Вот экзамен последний сдам - и непременно прочитаю.
А по объему ведь "Донское", наверно, приближается к небольшому роману. Сама удивляюсь - как умудрилась накатать такую длинную простыню?
Насчет размера электронная книга говорит, что ваш текст занимает 355 книжных страниц мелким шрифтом. Вы не думали издаваться?(:
Отсылки в "Донском" - ох, это тяжко, там ведь их столько... Но при этом особенно больших, наверно, и нет, герой любит цитировать строчку отсюда, строчку оттуда. В общем, там можно встретить цитаты и отсылки к Кузмину, Цветаевой, Мандельштаму, Чуковской, Вагинову, Музилю, Томасу Манну, Умберто Эко, Вагинову, Пьеру Луису, Ренье, Гумилеву, Галичу, Бальзаку, Гиппиус, Домбровскому, и проч., и проч., и проч.
355 страниц?! Вот это да... Экий я буйный графоман.
А, часть я знала, часть я знала!
Честно говоря, я бы первой купила) Конечно, из-за сложного стиля бестселлером она не стала бы (а жаль), но, думаю, вызывала бы неподдельный интерес в определенных кругах..)
Но "Героических мечтаний" в "Донском" нет - я не читала этот роман.)
Хе, хе, широкая известность в узких кругах выглядит еще соблазнительнее, чем просто широкая известность. Но я, правда, не заглядываю так далеко, и не мечтаю непременно издаваться. Было бы хорошо, конечно... но не жизненно необходимо.)
Но "Героических мечтаний" в "Донском" нет - я не читала этот роман.)
Странно. Уж больно похожие истории, выходит, о мальчиках-мечтателях, связанных с театром крепко, и не по своей воле. И, выходит, приземленные и скучные жены есть у каждого.
"А я, как актер без имени, обслуга, "кушать подано", сижу в стороне, закутавшись в плащ по уши, и любуюсь чужими страстями: мне довольно моей крохотной роли."
И, сравнение:
"Хотя я и не стал знаменитым актером, я сделался однако довольно скоро очень ценным артистом - но, в общем я не сделал той блестящей карьеры комедианта, на которую он так рассчитывал." И имени теперь лишен Тито Басси, и большой роли - наверное, я рада была обмануться, поверив, что вы описали - его.
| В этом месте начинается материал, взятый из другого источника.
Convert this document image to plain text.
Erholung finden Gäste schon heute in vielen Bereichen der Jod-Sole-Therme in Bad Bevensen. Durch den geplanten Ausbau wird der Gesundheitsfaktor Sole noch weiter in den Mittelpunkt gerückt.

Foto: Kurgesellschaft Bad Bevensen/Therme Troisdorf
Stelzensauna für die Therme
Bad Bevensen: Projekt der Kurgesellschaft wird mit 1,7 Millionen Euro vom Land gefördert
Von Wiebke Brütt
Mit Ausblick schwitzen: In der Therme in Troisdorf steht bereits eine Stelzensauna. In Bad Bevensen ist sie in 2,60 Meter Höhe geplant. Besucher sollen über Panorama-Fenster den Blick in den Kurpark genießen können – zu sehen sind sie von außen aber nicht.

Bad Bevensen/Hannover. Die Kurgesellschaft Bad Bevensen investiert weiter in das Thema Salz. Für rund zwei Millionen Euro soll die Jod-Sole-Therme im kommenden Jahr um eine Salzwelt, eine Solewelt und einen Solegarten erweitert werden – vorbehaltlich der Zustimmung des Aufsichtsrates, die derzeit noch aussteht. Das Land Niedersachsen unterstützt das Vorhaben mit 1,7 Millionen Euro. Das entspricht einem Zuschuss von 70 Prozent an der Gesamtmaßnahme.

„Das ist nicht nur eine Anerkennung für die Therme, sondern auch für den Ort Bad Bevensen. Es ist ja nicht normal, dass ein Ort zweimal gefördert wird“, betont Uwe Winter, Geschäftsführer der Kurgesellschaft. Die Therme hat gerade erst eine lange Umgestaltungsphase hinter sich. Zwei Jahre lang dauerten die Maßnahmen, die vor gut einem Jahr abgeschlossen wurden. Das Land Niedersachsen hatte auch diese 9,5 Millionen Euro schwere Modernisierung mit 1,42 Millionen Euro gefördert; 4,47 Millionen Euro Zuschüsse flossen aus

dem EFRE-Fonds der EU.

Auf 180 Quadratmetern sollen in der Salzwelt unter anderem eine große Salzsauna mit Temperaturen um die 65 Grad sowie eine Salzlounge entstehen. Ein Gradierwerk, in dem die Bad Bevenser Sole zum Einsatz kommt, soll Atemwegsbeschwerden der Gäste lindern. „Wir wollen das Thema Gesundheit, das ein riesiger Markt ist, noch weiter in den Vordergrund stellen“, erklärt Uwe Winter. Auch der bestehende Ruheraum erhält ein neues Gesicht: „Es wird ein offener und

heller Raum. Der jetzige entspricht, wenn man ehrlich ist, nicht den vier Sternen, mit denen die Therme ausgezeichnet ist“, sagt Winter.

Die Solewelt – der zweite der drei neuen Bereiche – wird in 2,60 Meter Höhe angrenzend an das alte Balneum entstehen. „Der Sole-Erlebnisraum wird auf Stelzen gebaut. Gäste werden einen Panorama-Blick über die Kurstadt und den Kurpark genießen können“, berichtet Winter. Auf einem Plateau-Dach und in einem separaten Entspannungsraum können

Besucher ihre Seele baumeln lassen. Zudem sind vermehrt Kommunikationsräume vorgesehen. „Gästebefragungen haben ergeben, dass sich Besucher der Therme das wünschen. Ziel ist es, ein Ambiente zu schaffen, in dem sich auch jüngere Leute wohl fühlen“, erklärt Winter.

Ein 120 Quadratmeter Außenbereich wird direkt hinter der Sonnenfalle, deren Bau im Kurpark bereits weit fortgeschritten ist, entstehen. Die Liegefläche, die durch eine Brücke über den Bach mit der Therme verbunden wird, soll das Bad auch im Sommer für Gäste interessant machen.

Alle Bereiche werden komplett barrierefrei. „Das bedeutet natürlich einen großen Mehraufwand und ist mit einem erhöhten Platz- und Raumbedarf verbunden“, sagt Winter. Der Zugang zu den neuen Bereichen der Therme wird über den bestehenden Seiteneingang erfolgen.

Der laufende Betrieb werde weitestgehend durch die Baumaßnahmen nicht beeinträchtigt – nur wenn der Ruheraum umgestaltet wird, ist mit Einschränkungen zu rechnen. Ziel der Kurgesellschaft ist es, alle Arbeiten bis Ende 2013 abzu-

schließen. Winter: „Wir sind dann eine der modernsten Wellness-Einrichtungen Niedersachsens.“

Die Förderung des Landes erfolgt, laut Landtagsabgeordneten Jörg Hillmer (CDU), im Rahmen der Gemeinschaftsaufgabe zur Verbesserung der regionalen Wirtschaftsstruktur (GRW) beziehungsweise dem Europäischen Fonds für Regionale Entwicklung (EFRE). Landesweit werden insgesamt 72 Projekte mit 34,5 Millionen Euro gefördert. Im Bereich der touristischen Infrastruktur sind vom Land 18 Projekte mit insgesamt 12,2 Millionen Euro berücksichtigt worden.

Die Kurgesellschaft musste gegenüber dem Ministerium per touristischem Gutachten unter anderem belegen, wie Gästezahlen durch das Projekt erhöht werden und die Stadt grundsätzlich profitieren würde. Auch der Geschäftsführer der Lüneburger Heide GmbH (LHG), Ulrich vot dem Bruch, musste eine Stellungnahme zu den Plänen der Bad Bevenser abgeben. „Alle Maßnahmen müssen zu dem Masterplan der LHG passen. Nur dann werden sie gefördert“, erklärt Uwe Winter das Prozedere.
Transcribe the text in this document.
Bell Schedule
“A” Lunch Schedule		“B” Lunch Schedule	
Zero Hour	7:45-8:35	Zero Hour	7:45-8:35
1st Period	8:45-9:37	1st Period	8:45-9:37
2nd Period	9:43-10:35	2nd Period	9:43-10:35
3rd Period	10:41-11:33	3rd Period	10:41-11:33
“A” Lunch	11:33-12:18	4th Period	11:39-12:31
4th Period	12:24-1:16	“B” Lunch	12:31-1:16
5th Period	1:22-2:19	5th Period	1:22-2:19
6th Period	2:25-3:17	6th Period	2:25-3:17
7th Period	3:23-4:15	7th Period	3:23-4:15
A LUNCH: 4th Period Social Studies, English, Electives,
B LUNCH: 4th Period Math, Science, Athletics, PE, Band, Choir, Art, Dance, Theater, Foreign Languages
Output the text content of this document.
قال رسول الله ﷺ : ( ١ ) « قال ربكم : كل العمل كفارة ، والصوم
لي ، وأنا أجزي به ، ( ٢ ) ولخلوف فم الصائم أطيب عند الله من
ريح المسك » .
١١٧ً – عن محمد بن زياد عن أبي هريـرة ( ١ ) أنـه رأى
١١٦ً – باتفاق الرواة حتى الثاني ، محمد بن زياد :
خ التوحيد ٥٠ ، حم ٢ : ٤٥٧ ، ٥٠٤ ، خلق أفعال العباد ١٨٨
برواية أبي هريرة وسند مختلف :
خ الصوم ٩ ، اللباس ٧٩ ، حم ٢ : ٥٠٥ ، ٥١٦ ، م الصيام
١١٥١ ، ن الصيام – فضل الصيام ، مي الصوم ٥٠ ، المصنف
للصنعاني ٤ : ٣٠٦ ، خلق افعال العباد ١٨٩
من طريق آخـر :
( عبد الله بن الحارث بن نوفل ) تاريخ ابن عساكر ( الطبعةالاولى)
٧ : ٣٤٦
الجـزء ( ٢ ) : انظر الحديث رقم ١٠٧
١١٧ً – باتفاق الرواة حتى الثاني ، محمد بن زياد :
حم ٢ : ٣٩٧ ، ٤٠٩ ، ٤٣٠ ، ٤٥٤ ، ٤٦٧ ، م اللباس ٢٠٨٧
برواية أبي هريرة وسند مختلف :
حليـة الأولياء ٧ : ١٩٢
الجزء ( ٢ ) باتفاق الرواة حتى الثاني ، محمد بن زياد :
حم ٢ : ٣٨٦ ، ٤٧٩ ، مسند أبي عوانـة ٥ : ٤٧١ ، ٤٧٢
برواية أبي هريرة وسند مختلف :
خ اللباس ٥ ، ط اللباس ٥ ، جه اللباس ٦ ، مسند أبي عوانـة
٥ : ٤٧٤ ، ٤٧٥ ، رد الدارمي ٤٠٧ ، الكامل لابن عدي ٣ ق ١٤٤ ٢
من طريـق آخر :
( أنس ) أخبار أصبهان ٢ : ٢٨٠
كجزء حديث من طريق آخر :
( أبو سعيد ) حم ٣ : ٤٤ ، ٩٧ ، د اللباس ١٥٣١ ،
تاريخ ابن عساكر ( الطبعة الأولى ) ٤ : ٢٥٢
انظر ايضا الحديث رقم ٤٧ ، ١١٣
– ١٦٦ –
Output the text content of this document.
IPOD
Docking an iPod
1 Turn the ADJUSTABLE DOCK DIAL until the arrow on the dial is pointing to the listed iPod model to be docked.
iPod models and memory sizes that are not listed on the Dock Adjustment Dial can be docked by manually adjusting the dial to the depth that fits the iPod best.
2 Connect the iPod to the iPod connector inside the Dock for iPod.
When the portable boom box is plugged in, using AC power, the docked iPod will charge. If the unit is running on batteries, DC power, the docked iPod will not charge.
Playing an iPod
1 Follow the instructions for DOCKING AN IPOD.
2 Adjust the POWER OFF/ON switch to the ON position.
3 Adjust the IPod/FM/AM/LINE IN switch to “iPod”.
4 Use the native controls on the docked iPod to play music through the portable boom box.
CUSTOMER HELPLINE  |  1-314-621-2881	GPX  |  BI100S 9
Увы.
Но с Тито Басси как все неловко-то получилось! Ведь я вправду не думала, что невольно сделаю такие параллели. Тем более, что мой герой все-таки мало связан с театром, только с внешней, символической его стороной, а так у него все больше - литература, литература. И жены у него все-таки нет.